The Warren Buffett phrase that defines the market right now: Adam Dell
Berkshire Hathaway (BRK-A, BRK-B) CEO Warren Buffett, the 91-year-old Oracle of Investing, has seen just about every type of market.
In 1999, at the height of the internet bubble, Buffett warned that investors expected unrealistic returns. In October 2008, the immediate aftermath of the worst financial crisis since the Great Depression, Buffett dismissed concerns about “the long-term prosperity of the nation’s many sound companies.”
In turn, Buffett has a phrase that captures exactly what the market is experiencing right now, says venture capitalist Adam Dell, the founder and CEO of a new investing platform called Domain Money.
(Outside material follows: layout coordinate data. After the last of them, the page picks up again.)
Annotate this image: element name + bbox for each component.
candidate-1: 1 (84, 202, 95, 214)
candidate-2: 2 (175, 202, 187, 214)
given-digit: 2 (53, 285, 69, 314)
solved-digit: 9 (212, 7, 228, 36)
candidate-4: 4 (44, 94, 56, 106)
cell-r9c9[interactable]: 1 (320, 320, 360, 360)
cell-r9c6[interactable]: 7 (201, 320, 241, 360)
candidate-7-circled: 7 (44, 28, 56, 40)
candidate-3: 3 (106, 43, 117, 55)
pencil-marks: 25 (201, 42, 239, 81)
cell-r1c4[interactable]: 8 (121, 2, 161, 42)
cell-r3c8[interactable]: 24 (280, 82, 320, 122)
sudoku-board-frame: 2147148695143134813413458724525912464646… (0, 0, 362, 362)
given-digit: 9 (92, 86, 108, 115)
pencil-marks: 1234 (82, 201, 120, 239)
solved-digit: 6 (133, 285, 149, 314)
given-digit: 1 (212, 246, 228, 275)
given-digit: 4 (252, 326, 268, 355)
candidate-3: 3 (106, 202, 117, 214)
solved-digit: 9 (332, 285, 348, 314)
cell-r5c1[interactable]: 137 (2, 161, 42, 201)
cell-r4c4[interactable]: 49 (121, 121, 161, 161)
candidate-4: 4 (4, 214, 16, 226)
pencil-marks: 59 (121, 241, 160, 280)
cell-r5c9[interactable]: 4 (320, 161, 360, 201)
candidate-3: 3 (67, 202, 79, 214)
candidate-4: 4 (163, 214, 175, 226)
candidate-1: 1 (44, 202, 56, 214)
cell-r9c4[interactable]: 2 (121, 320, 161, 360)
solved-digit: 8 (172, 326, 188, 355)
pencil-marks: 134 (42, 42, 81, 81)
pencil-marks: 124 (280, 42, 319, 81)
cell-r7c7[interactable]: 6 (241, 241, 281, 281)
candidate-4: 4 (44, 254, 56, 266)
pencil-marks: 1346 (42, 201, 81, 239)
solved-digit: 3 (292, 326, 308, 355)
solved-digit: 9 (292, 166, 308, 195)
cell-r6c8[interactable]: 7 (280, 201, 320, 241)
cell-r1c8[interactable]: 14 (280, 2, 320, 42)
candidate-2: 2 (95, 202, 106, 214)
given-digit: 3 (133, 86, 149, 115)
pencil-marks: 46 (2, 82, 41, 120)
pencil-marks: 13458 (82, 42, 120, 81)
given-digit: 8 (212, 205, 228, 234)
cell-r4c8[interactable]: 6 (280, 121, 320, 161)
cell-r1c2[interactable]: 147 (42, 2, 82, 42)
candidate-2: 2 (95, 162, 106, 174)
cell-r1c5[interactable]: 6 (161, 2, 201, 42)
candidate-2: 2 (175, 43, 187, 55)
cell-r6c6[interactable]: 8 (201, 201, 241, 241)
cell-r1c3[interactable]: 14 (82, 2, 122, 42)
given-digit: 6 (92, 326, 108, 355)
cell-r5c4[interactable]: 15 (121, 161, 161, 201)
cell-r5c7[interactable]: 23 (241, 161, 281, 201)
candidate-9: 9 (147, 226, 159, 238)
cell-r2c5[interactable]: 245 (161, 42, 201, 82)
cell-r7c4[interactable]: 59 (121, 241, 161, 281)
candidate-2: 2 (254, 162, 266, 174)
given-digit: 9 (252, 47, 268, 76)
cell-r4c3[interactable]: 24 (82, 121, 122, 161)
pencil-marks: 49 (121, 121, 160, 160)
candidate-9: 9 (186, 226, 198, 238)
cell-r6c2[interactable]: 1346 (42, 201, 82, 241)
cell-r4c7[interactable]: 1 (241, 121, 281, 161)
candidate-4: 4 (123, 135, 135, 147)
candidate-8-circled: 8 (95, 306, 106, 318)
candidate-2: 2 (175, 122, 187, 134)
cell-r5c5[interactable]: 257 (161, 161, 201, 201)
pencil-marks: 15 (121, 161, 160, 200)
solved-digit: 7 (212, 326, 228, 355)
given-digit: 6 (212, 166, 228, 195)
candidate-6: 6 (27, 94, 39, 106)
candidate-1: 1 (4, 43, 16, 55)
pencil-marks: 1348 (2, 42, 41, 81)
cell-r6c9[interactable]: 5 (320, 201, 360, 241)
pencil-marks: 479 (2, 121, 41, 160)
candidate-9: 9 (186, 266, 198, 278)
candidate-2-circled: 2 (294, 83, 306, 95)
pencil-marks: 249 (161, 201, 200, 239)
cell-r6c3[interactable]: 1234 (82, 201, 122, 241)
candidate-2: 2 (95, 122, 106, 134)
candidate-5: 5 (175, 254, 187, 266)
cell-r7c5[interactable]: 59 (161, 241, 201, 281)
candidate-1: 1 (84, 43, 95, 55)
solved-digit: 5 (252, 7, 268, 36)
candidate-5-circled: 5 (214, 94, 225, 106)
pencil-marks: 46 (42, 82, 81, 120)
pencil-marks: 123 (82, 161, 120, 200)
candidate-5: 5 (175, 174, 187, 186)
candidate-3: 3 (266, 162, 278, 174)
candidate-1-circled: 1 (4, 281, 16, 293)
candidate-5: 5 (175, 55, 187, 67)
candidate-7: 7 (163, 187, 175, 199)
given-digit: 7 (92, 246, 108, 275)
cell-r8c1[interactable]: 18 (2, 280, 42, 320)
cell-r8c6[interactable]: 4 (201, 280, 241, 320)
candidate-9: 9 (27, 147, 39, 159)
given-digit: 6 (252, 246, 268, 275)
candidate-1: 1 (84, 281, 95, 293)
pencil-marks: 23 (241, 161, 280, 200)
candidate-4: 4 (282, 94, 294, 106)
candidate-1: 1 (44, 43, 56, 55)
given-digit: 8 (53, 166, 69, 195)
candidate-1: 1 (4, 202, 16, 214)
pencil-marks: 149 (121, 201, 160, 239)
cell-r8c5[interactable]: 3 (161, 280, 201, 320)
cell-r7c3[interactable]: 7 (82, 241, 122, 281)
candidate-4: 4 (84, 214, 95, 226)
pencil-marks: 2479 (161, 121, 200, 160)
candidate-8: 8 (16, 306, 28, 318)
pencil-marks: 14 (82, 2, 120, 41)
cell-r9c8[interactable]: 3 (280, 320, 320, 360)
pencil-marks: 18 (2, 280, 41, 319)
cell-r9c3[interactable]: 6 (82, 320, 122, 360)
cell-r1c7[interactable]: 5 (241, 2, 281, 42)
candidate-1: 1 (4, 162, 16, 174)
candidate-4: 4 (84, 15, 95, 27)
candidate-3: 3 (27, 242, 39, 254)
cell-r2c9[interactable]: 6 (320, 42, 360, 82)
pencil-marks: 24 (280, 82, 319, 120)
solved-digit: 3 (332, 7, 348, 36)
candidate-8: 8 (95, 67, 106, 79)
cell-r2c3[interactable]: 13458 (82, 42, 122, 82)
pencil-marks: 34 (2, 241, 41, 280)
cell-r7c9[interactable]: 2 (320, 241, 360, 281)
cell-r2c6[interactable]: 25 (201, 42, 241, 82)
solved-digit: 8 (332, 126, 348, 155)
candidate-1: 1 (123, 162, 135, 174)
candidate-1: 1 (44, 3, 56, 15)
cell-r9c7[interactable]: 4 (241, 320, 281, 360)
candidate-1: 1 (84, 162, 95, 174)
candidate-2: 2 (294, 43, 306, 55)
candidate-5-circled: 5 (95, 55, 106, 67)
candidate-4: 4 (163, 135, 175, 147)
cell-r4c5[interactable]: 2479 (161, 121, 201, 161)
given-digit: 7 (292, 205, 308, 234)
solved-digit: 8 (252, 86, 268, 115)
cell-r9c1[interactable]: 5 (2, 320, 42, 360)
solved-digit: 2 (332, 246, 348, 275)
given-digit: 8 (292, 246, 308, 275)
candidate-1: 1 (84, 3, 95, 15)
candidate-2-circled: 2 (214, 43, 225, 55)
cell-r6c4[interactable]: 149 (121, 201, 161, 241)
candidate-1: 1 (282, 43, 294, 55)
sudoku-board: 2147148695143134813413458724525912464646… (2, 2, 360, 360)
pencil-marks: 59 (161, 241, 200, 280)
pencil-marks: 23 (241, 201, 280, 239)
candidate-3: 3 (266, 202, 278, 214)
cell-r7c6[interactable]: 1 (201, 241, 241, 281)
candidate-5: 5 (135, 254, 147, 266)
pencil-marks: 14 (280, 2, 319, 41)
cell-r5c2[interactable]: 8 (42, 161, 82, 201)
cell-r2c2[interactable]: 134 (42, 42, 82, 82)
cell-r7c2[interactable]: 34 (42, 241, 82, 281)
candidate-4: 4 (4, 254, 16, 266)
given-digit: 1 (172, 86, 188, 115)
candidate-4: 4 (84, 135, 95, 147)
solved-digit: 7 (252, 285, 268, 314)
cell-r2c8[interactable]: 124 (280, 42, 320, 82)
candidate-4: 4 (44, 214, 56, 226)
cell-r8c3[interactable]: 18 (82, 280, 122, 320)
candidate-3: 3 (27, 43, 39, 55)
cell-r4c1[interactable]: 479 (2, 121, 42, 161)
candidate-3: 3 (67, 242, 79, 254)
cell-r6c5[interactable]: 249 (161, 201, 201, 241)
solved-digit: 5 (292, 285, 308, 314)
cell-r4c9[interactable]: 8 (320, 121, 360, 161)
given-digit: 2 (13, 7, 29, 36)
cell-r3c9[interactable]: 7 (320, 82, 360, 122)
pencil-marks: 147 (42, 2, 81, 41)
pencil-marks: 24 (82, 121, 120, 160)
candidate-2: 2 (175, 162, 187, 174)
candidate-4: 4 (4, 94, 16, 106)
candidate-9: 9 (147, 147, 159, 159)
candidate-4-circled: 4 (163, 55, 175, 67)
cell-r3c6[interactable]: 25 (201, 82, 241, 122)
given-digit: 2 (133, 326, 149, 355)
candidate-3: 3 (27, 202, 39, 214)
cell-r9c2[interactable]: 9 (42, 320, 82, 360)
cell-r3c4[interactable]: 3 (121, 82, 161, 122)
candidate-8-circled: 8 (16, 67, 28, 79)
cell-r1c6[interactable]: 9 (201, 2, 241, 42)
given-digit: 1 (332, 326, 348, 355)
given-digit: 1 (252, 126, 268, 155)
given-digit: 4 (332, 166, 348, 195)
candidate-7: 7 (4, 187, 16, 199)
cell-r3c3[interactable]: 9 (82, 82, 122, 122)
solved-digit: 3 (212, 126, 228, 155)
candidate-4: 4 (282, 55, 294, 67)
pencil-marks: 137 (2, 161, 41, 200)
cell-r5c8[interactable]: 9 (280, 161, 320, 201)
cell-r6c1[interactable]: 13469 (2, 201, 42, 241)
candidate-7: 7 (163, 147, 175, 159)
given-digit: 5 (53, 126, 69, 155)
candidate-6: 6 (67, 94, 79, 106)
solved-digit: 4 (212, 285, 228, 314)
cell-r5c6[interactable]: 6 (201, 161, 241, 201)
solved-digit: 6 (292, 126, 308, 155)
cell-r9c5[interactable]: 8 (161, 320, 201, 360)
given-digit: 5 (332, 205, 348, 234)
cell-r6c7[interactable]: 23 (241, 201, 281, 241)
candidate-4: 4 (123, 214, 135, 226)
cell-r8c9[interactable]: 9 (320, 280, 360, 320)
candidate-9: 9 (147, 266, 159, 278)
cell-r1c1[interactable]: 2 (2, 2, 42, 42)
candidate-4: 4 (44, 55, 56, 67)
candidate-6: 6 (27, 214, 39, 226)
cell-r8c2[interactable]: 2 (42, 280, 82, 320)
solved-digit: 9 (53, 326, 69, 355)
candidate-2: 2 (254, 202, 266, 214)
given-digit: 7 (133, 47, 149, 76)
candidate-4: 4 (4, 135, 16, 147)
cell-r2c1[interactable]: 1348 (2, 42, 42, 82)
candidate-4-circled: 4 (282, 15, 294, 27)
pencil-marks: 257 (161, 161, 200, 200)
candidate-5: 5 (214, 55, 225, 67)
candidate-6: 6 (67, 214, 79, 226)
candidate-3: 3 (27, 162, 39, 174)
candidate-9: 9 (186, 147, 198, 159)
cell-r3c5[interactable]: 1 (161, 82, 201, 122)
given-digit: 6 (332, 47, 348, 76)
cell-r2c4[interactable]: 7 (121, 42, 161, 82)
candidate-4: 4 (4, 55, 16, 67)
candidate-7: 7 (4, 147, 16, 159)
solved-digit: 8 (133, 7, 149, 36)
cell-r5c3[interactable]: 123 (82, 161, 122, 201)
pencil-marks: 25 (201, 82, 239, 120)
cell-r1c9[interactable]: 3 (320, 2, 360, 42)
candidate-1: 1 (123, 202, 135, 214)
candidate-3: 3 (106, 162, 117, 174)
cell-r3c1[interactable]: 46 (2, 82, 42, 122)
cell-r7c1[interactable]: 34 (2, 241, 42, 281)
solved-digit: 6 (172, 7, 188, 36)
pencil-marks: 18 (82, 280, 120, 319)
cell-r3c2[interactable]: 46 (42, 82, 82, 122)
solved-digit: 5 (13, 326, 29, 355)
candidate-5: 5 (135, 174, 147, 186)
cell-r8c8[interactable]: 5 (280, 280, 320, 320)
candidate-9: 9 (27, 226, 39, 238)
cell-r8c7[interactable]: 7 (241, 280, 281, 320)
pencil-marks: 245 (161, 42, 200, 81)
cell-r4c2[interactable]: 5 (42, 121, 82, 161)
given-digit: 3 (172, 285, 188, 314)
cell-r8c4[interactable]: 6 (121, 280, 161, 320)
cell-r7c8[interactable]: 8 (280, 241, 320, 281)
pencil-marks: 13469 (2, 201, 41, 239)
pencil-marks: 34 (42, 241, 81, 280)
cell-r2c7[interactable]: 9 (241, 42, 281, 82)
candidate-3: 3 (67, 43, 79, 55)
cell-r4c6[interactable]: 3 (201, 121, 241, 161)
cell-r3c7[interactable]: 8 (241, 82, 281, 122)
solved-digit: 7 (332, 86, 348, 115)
Despite ups and downs in the market, its prospects remain bullish in the long run, especially for tech and cryptocurrencies, Dell said.
“Market volatility is one of the things that is inherent in our market,” says Dell, who spoke to Yahoo Finance on Jan. 25, well before the Federal Reserve raised its benchmark interest rate on Wednesday. “Whenever you have such a large inflow of capital into a discrete number of assets, you’re going to have significant swings.”
“As Warren Buffett likes to say, ‘The market is a voting machine in the short term and a weighing machine in the long term,” adds Dell, the brother of Dell (DELL) CEO Michael Dell.
The three major indexes have climbed in recent days since the Federal Reserve announced a 0.25% hike of its benchmark interest rate. But each has fallen at least 5% since the outset of this year, a rocky start to 2020 that has seen volatility befall markets amid persistent inflation and lingering COVID-19 disruptions.
In early trading on Friday morning, the Dow Jones Industrial Average (^DJI) and S&P 500 (^GSPC) fell slightly while the Nasdaq (^IXIC) ticked up.
Since 1965, Buffett has built textile company Berkshire Hathaway into a giant holding company, along the way popularizing the strategy of “value investing,” which identifies stocks trading at a price lower than their book value, and patiently waits for them to rise.
Late last month, Berkshire Hathaway reported almost $90 billion in profit over the course of 2021. In his annual letter to shareholders, Buffett pointed to “four giants” that have driven the company’s success: its insurance operations, BNSF, Berkshire Hathaway Energy and its stake in Apple.
Dell, who departed Goldman Sachs last year after leading its online-only bank Marcus, echoed Buffett’s signature long-term focus as he highlighted promising trends in tech and cryptocurrency.
“As I look at the long term trends, some of the free cash flow sources that are being spit out of some of the larger tech names, I’m quite bullish on their prospects going forward,” he says.
“As it relates to cryptocurrencies, where we’re focused, I look at the fundamental underlying components of blockchain technologies and their contribution to our financial markets,” he adds.